Artificial Intelligence in Neonatal Hip Ultrasound: A Scoping Review of Methods and Clinical Evidence.
Authors
Affiliations (4)
Affiliations (4)
- Program in Innovative Technologies in Biomedical Sciences, Faculty of Medicine and Surgery, Kore University of Enna, Enna, Italy.
- Pediatric Unit, Department of Pediatrics, Azienda Ospedaliero Universitaria Policlinico G. Rodolico-San Marco, University of Catania, Catania, Italy.
- Department of Engineering and Architecture, Kore University of Enna, Enna, Italy.
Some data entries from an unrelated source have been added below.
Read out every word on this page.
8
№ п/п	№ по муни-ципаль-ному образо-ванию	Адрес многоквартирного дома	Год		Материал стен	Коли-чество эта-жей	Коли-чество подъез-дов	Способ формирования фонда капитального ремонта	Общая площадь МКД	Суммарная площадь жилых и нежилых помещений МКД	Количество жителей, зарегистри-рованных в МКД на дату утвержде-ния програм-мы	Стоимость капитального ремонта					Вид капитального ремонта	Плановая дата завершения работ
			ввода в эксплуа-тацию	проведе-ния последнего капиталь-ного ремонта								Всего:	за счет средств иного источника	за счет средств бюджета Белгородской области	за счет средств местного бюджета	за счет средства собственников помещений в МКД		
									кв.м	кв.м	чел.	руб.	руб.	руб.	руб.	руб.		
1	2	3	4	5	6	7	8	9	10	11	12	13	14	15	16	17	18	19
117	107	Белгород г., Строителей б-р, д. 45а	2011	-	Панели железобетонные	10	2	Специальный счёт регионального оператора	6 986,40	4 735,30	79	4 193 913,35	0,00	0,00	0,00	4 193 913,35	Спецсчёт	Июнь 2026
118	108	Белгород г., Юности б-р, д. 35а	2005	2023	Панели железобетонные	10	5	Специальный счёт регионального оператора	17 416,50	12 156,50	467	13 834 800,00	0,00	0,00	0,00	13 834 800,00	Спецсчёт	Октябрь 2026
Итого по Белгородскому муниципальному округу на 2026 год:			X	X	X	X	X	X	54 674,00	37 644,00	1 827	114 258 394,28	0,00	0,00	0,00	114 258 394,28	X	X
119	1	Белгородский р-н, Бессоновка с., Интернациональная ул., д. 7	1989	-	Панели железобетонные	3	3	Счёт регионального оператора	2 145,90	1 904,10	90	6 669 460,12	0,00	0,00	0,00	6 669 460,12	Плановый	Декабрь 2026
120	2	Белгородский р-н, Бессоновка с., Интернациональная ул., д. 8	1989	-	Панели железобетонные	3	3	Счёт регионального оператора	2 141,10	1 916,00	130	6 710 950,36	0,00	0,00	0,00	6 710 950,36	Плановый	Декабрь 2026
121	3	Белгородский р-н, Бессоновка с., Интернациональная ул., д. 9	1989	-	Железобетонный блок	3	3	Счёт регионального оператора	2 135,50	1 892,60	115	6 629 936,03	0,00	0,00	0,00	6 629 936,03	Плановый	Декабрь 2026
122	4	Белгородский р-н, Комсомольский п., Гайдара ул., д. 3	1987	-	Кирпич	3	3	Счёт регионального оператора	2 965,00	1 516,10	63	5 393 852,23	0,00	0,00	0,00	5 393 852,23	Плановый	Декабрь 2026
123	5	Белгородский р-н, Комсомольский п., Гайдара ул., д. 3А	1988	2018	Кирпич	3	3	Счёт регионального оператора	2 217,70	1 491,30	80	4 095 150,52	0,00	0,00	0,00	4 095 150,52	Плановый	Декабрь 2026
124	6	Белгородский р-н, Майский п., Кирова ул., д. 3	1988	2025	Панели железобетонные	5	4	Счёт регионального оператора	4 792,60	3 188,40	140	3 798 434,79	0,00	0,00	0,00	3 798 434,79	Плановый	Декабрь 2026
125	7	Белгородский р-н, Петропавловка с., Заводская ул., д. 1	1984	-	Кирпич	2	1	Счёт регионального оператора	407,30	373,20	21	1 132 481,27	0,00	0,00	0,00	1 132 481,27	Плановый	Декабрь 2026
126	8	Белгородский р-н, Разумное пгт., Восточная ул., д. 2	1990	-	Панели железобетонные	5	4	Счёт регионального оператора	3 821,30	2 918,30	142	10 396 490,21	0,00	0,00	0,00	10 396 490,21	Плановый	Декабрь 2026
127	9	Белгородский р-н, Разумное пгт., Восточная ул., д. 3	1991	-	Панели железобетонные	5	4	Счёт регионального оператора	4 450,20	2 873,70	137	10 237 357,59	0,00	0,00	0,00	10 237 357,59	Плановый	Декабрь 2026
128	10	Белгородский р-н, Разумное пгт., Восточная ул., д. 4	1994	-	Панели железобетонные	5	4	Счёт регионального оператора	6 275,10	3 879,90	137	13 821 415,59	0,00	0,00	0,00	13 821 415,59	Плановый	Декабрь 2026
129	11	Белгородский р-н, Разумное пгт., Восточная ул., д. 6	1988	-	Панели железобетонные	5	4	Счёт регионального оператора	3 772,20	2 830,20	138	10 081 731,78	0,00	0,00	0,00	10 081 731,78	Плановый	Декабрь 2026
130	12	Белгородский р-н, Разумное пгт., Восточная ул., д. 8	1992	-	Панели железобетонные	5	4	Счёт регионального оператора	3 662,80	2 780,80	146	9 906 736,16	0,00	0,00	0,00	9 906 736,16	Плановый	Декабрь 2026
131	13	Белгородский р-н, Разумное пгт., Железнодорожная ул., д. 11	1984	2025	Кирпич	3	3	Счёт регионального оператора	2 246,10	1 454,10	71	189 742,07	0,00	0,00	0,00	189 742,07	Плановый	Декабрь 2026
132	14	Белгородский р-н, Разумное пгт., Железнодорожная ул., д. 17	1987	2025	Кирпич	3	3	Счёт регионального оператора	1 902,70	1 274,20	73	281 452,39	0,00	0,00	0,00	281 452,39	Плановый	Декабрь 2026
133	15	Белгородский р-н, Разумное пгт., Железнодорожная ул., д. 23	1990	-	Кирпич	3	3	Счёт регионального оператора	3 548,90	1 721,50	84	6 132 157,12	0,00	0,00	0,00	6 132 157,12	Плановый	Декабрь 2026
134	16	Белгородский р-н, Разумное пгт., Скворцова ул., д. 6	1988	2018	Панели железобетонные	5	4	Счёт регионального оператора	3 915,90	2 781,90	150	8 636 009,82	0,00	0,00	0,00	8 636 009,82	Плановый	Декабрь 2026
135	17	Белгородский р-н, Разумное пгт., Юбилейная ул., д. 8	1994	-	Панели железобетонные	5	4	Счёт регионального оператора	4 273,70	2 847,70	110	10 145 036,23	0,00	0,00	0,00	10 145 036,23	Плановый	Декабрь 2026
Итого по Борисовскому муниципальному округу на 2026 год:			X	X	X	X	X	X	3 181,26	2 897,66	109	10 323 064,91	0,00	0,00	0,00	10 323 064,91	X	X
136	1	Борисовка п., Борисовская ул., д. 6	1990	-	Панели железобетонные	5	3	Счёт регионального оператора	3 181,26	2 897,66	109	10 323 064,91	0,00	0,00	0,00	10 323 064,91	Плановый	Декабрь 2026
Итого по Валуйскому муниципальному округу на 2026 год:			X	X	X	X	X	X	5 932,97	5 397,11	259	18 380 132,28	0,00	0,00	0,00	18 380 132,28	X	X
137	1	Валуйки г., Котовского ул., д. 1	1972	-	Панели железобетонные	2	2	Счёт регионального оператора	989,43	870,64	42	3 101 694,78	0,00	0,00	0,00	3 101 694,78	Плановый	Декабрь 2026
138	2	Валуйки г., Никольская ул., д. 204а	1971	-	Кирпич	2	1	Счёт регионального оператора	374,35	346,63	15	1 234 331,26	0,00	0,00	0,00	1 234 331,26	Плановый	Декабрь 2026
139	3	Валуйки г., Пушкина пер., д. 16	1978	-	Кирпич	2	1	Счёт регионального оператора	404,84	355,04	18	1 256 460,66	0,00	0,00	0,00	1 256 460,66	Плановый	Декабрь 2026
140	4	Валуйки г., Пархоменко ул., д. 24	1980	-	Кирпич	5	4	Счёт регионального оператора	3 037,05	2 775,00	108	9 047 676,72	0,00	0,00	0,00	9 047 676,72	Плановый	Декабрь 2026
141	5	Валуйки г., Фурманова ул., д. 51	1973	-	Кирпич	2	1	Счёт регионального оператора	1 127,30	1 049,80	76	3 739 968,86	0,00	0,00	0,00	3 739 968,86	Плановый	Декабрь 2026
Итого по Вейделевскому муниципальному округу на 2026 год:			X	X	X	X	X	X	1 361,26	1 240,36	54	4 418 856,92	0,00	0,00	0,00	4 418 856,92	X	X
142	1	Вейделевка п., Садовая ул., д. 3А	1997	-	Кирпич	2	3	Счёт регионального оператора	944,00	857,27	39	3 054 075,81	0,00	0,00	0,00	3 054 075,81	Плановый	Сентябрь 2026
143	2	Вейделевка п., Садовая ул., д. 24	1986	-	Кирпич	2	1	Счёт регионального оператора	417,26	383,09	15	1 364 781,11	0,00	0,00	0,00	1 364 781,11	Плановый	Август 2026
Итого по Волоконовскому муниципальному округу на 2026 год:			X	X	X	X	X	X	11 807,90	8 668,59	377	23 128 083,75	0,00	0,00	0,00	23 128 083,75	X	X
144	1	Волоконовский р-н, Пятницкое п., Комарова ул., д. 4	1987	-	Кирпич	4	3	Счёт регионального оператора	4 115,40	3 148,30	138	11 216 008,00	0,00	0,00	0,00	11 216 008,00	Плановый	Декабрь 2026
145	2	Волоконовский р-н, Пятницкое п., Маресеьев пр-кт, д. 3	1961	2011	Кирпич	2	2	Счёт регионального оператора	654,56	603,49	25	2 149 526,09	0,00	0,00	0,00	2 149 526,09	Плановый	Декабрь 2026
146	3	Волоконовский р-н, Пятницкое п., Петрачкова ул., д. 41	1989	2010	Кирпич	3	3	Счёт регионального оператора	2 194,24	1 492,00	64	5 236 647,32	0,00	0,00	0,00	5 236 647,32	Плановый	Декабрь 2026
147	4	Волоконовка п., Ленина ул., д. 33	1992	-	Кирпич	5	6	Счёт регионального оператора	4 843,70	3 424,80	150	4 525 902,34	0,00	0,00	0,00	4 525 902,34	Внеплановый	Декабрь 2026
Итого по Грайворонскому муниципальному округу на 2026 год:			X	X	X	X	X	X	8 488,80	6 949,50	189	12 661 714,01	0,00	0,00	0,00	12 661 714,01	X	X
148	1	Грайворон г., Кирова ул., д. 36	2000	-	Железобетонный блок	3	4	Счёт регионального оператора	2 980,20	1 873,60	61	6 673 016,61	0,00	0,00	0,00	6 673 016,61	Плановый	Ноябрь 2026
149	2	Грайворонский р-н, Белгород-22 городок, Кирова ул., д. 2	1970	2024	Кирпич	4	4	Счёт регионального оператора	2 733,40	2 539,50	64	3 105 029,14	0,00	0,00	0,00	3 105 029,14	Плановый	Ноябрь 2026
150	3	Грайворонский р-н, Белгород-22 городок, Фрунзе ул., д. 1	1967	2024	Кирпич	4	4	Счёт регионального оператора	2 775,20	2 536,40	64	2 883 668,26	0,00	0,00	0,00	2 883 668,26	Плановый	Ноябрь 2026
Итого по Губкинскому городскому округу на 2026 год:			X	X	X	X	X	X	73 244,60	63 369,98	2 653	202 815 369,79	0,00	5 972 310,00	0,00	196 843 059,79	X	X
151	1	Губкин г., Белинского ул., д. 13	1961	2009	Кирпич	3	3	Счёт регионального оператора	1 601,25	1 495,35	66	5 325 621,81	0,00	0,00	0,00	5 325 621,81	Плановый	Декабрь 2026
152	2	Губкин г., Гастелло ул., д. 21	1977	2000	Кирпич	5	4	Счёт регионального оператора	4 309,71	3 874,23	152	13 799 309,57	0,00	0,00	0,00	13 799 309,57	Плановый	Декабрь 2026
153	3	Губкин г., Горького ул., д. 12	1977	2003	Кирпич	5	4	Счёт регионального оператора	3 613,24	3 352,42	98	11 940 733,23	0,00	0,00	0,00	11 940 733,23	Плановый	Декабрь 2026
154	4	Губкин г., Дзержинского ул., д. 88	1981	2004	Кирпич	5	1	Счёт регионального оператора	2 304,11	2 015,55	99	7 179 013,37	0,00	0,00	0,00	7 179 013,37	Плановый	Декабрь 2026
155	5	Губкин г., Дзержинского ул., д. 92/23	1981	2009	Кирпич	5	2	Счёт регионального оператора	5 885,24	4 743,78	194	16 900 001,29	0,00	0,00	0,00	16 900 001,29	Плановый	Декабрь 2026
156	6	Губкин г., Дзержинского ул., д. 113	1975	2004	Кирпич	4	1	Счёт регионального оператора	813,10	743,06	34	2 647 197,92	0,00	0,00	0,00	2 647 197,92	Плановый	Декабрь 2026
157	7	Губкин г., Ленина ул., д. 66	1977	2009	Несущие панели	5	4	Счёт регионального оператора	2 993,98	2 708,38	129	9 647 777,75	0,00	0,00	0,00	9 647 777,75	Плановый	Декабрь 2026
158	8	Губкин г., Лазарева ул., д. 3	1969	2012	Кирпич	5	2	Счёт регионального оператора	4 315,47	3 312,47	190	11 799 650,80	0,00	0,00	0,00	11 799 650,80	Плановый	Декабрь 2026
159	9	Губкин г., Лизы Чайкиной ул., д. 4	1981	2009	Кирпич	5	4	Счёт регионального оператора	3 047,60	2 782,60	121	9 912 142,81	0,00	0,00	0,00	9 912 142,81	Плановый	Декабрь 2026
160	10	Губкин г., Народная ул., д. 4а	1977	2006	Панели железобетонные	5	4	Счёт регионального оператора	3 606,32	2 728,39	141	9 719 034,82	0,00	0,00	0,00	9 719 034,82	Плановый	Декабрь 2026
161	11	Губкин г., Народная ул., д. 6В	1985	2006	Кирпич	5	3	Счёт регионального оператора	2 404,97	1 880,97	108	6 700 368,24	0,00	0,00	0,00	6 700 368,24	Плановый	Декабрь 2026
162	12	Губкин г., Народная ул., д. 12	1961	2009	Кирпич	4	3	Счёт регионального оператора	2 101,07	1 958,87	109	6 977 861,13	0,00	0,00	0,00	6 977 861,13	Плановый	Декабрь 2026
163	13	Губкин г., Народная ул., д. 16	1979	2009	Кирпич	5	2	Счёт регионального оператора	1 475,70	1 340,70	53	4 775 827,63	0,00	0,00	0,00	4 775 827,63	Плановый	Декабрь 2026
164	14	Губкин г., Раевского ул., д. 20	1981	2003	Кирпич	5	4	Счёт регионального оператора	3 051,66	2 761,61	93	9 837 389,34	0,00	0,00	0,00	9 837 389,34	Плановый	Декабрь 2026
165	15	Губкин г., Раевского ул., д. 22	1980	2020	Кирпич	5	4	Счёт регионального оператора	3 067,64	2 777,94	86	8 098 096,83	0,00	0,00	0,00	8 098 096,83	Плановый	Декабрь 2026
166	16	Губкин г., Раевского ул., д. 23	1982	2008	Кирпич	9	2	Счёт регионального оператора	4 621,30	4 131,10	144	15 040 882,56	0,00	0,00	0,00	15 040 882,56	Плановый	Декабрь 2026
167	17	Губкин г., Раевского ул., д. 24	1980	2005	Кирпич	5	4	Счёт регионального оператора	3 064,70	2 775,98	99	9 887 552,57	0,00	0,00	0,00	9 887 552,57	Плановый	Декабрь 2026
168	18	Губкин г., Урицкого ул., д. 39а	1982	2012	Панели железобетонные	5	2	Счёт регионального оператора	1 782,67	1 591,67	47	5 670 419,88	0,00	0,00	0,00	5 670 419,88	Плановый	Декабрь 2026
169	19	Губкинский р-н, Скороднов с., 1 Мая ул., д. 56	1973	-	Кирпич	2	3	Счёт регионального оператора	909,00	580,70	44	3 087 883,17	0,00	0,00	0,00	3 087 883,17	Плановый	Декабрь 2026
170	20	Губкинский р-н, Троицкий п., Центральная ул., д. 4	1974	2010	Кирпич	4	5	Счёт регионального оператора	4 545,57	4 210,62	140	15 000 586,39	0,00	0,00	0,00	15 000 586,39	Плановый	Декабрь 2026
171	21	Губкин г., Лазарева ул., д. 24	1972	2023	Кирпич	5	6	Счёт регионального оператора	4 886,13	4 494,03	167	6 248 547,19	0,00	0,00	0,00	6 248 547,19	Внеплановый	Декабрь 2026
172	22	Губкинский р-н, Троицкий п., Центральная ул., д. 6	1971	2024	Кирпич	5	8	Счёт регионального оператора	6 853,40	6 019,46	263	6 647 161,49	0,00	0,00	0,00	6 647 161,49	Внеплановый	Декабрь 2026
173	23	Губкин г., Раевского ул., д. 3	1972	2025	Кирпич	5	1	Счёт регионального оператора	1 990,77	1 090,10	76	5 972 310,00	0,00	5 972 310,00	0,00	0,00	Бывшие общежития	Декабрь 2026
- Department of Pediatrics, Faculty of Medicine and Surgery, Kore University of Enna, Enna, Italy.
Abstract
Developmental dysplasia of the hip (DDH) is among the most common musculoskeletal disorders in infants. Ultrasound, especially the Graf method, is the gold standard for early diagnosis but suffers from operator dependence and variability. Artificial intelligence (AI) and machine learning (ML) have recently been applied to improve acquisition, measurement, and classification tasks in neonatal hip ultrasound. To systematically map and synthesise the literature on AI/ML applications for neonatal hip ultrasound, identifying algorithmic approaches, tasks, study characteristics, performance metrics, and knowledge gaps. A scoping review was conducted using the Arksey and O'Malley framework, refined by the Joanna Briggs Institute, and reported according to PRISMA-ScR. The protocol was registered in PROSPERO (CRD420251150044). The protocol was initially registered as a systematic review and subsequently conducted as a scoping review; this methodological adaptation is acknowledged. PubMed/MEDLINE, Embase, Scopus, and IEEE Xplore were searched for English-language studies from January 1, 2015, to September 10, 2025. Eligible studies evaluated AI/ML algorithms for neonatal hip ultrasound in infants ≤ 12 months. From 192 records, 41 studies met inclusion criteria. Publications increased from 2020 onward, with China and Canada contributing over half. Most were retrospective, single-centre developments using convolutional neural networks; a minority used YOLO detectors or transformer models. Tasks included landmark detection/segmentation (53.7%), automated α/β angle estimation (26.8%), classification (19.5%), and scan quality assessment (≈10%). Because some studies addressed multiple analytic tasks, these categories were not mutually exclusive and percentages therefore exceed 100%. Internal performance was high (ICC up to 0.94, Dice > 0.90, AUC ≥ 0.95), but external validation was rare (≈5%). AI/ML has been applied to neonatal hip ultrasound primarily for landmark detection, angle estimation, classification, and scan-quality assessment. Reported internal performance is often high; however, clinically relevant diagnostic accuracy studies remain limited, external validation is rare, and most evidence derives from single-centre datasets. These limitations currently constrain clinical generalizability.